O documento ressalta ainda a situação dos indígenas, lembrando que a Fundação Nacional do Índio (Funai) está operando com apenas 10% de seu orçamento. E outros organismos foram totalmente eliminados. “Noventa por cento da população ianomâmi tem níveis altamente perigosos de mercúrio em seus corpo”, denuncia a ONU.
O informe também trata do ataque do governo federal a organizações da sociedade civil, aos defensores dos direitos humanos e aos sindicatos no Brasil. E ao papel da ciência e da saúde. Outro ponto criticado é o aumento do uso de pesticidas no Brasil e denúncias sobre o suposto uso como “armas químicas” para expulsar comunidades indígenas e afro-brasileiras de suas terras. “Trinta por cento dos ingredientes ativos (116 de 393 substâncias) no Brasil não são aprovados na UE”, compara o relatório da ONU. “Somente em 2019, o Brasil permitiu a introdução de 474 novos produtos pesticidas.”

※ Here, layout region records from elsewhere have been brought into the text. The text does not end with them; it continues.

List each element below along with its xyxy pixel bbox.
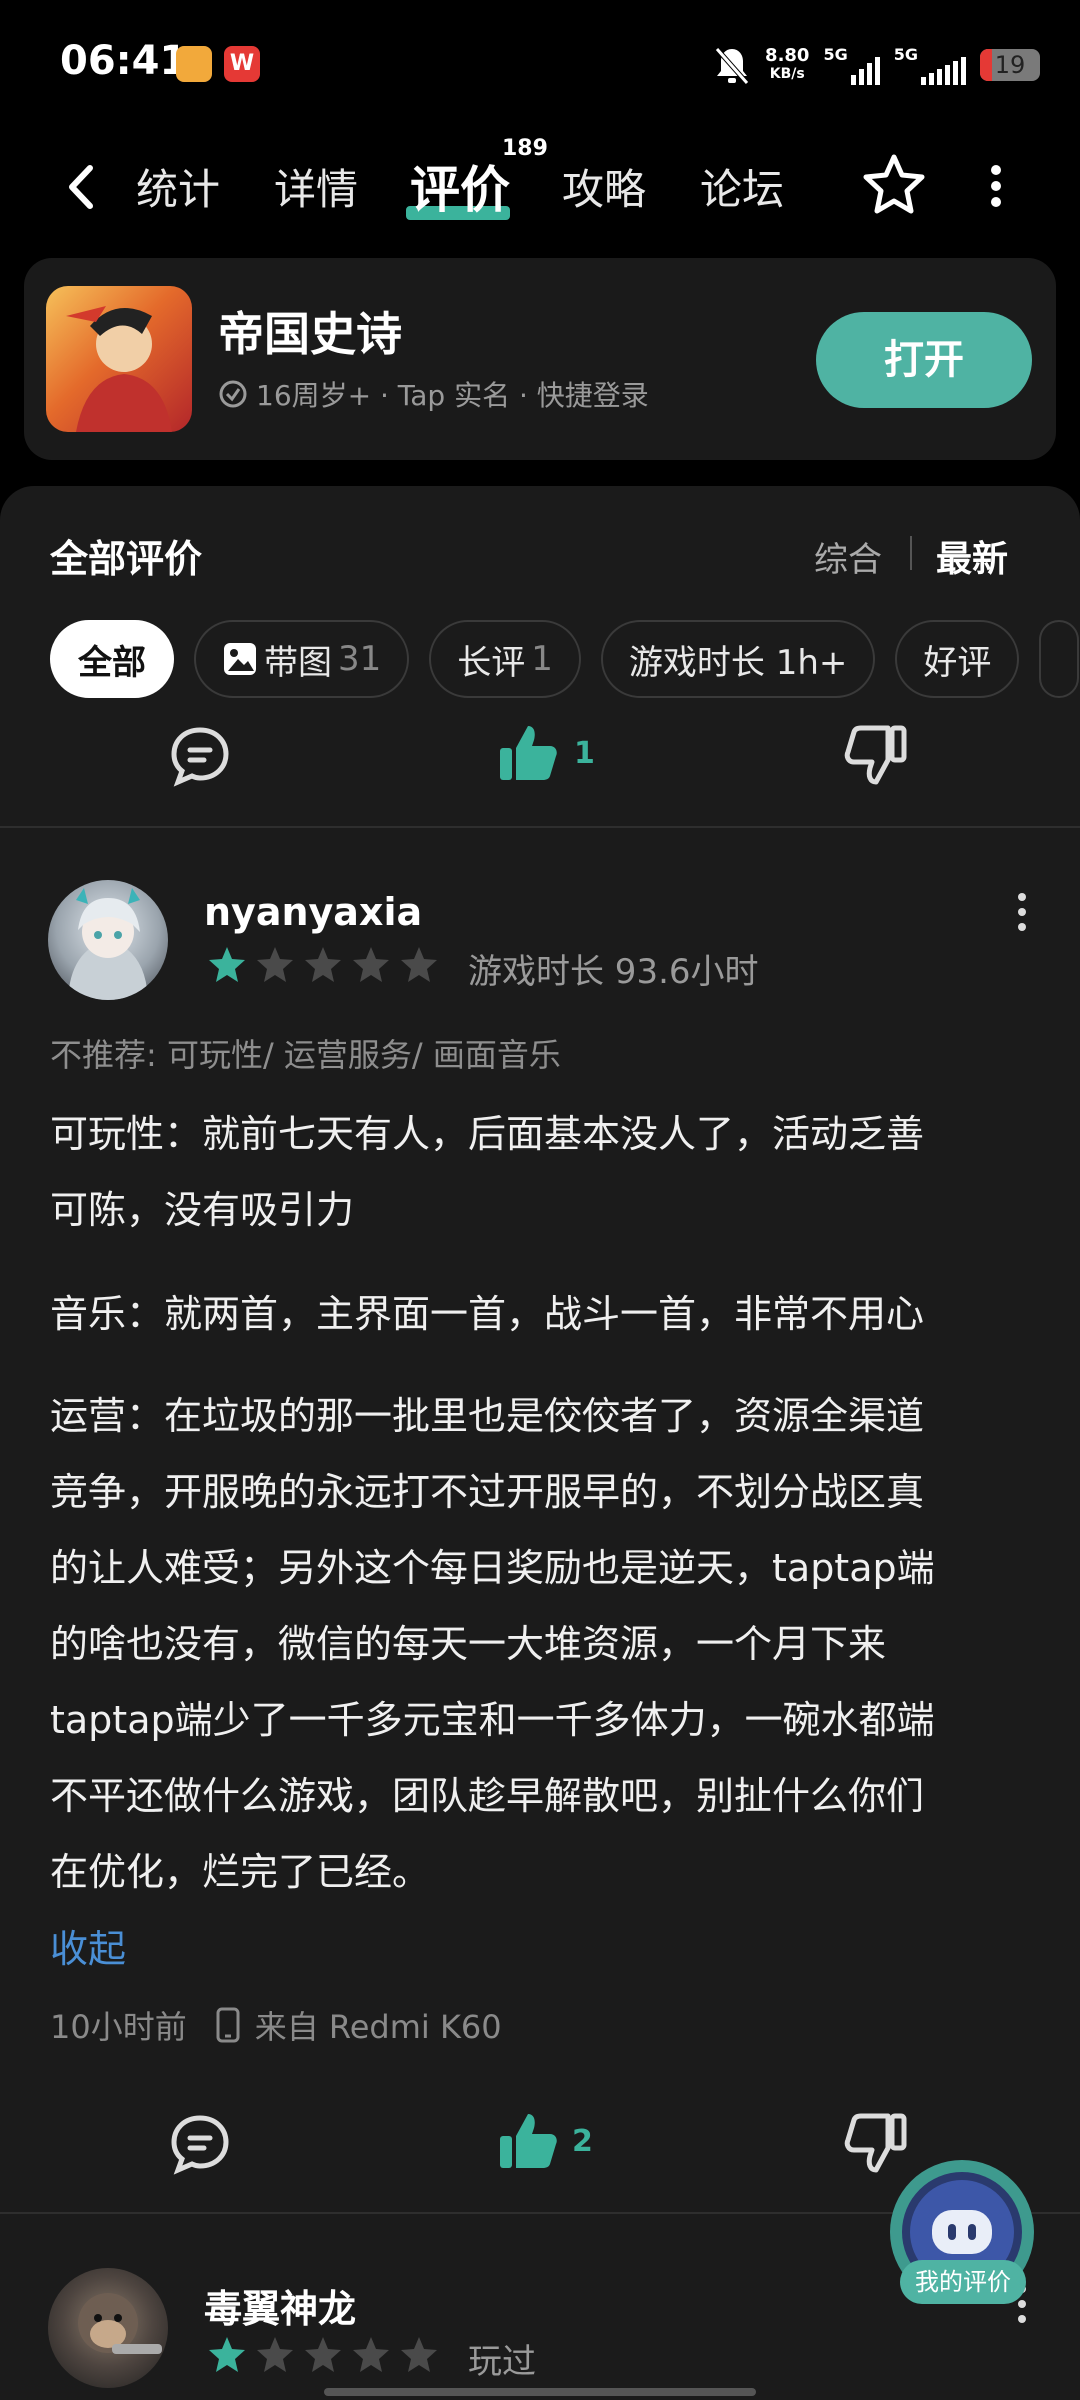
app-meta: 16周岁+ · Tap 实名 · 快捷登录	[218, 374, 649, 414]
reviewer-name[interactable]: 毒翼神龙	[204, 2278, 356, 2333]
star-empty-icon	[257, 947, 293, 982]
star-empty-icon	[305, 947, 341, 982]
star-empty-icon	[401, 2337, 437, 2372]
star-empty-icon	[401, 947, 437, 982]
tab-guides[interactable]: 攻略	[562, 156, 646, 217]
star-filled-icon	[209, 947, 245, 982]
reviews-title: 全部评价	[50, 537, 203, 581]
tab-stats[interactable]: 统计	[136, 156, 220, 217]
filter-chip-more[interactable]	[1039, 620, 1080, 698]
like-count: 1	[574, 736, 595, 771]
filter-chips: 全部 带图 31 长评 1 游戏时长 1h+ 好评	[50, 620, 1080, 700]
my-review-label[interactable]: 我的评价	[900, 2260, 1026, 2304]
home-indicator[interactable]	[324, 2388, 756, 2396]
thumbs-down-icon[interactable]	[844, 724, 908, 788]
phone-icon	[216, 2007, 240, 2043]
status-icons: 8.80 KB/s 5G 5G 19	[713, 40, 1040, 90]
back-arrow-icon[interactable]	[62, 162, 102, 212]
filter-chip-playtime[interactable]: 游戏时长 1h+	[600, 620, 876, 698]
review-paragraph-gameplay: 可玩性：就前七天有人，后面基本没人了，活动乏善 可陈，没有吸引力	[50, 1112, 925, 1232]
review-time: 10小时前	[50, 2008, 187, 2046]
review-more-icon[interactable]	[1016, 892, 1028, 932]
status-time: 06:41	[60, 38, 188, 84]
avatar[interactable]	[48, 2268, 168, 2388]
more-options-icon[interactable]	[988, 164, 1004, 208]
thumbs-down-icon[interactable]	[844, 2112, 908, 2176]
filter-chip-positive[interactable]: 好评	[895, 620, 1020, 698]
network-speed: 8.80 KB/s	[765, 45, 810, 83]
tab-reviews[interactable]: 评价	[410, 150, 510, 222]
sort-combined[interactable]: 综合	[814, 532, 882, 581]
review-paragraph-music: 音乐：就两首，主界面一首，战斗一首，非常不用心	[50, 1292, 925, 1336]
review-device: 来自 Redmi K60	[254, 2008, 502, 2046]
like-count: 2	[572, 2124, 593, 2159]
sort-latest[interactable]: 最新	[936, 530, 1008, 582]
comment-icon[interactable]	[168, 724, 232, 788]
star-filled-icon	[209, 2337, 245, 2372]
check-circle-icon	[219, 380, 247, 408]
signal-2: 5G	[894, 45, 966, 85]
review-tags: 不推荐: 可玩性/ 运营服务/ 画面音乐	[50, 1036, 561, 1074]
review-paragraph-operations: 运营：在垃圾的那一批里也是佼佼者了，资源全渠道 竞争，开服晚的永远打不过开服早的…	[50, 1394, 935, 1894]
rating-stars	[206, 944, 440, 986]
mute-bell-icon	[715, 47, 749, 85]
rating-stars	[206, 2334, 440, 2376]
notification-app-icon	[176, 46, 212, 82]
star-empty-icon	[353, 947, 389, 982]
filter-chip-long-review[interactable]: 长评 1	[429, 620, 581, 698]
collapse-link[interactable]: 收起	[50, 1918, 126, 1973]
open-button[interactable]: 打开	[816, 312, 1032, 408]
filter-chip-all[interactable]: 全部	[50, 620, 174, 698]
playtime: 玩过	[468, 2342, 536, 2382]
battery-indicator: 19	[980, 49, 1040, 81]
star-empty-icon	[305, 2337, 341, 2372]
star-empty-icon	[353, 2337, 389, 2372]
filter-chip-with-images[interactable]: 带图 31	[194, 620, 410, 698]
app-icon	[46, 286, 192, 432]
star-empty-icon	[257, 2337, 293, 2372]
reviews-count-badge: 189	[502, 136, 548, 161]
wps-app-icon: W	[224, 46, 260, 82]
image-icon	[224, 643, 256, 675]
app-name: 帝国史诗	[218, 307, 402, 361]
avatar[interactable]	[48, 880, 168, 1000]
signal-1: 5G	[823, 45, 880, 85]
thumbs-up-icon[interactable]	[496, 2108, 560, 2172]
thumbs-up-icon[interactable]	[496, 720, 560, 784]
comment-icon[interactable]	[168, 2112, 232, 2176]
reviewer-name[interactable]: nyanyaxia	[204, 890, 422, 934]
divider	[0, 826, 1080, 828]
tab-details[interactable]: 详情	[274, 156, 358, 217]
favorite-star-icon[interactable]	[862, 152, 926, 216]
tab-forum[interactable]: 论坛	[700, 156, 784, 217]
sort-separator	[910, 536, 912, 570]
playtime: 游戏时长 93.6小时	[468, 952, 759, 992]
review-footer: 10小时前 来自 Redmi K60	[50, 2002, 502, 2048]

Brasil perde investimentos, Mourão
Também nesta quarta-feira, embaixadores de Alemanha, Dinamarca, França, Itália, Holanda, Noruega, Reino Unido e Bélgica enviaram carta ao vice-presidente, Hamilton Mourão, informa o Opera Mundi. Os oito países europeus cobram do governo brasileiro iniciativas para combater o avanço do desmatamento na Floresta Amazônica. A “tendência crescente de desflorestamento no Brasil está tornando mais difícil” o investimento no país, afirmam.
“Os países que se reúnem através da Parceria das Declarações de Amsterdã compartilham da preocupação crescente demonstrada pelos consumidores, empresas, investidores e pela sociedade civil europeia sobre as atuais taxas de desflorestamento no Brasil”, reforça um dos trechos da carta.
A situação, avalia o grupo, confirma a importância fundamental de garantir que os órgãos de fiscalização se mostrem capaz de monitorar o desmatamento, além de aplicar as devidas leis.
Mourão atua como presidente do Conselho da Amazônia. Em junho passado ele já havia recebido uma carta de investidores estrangeiros para alertar sobre os efeitos do crescente desmatamento e aumento de queimadas sob o governo Bolsonaro, lembra a reportagem.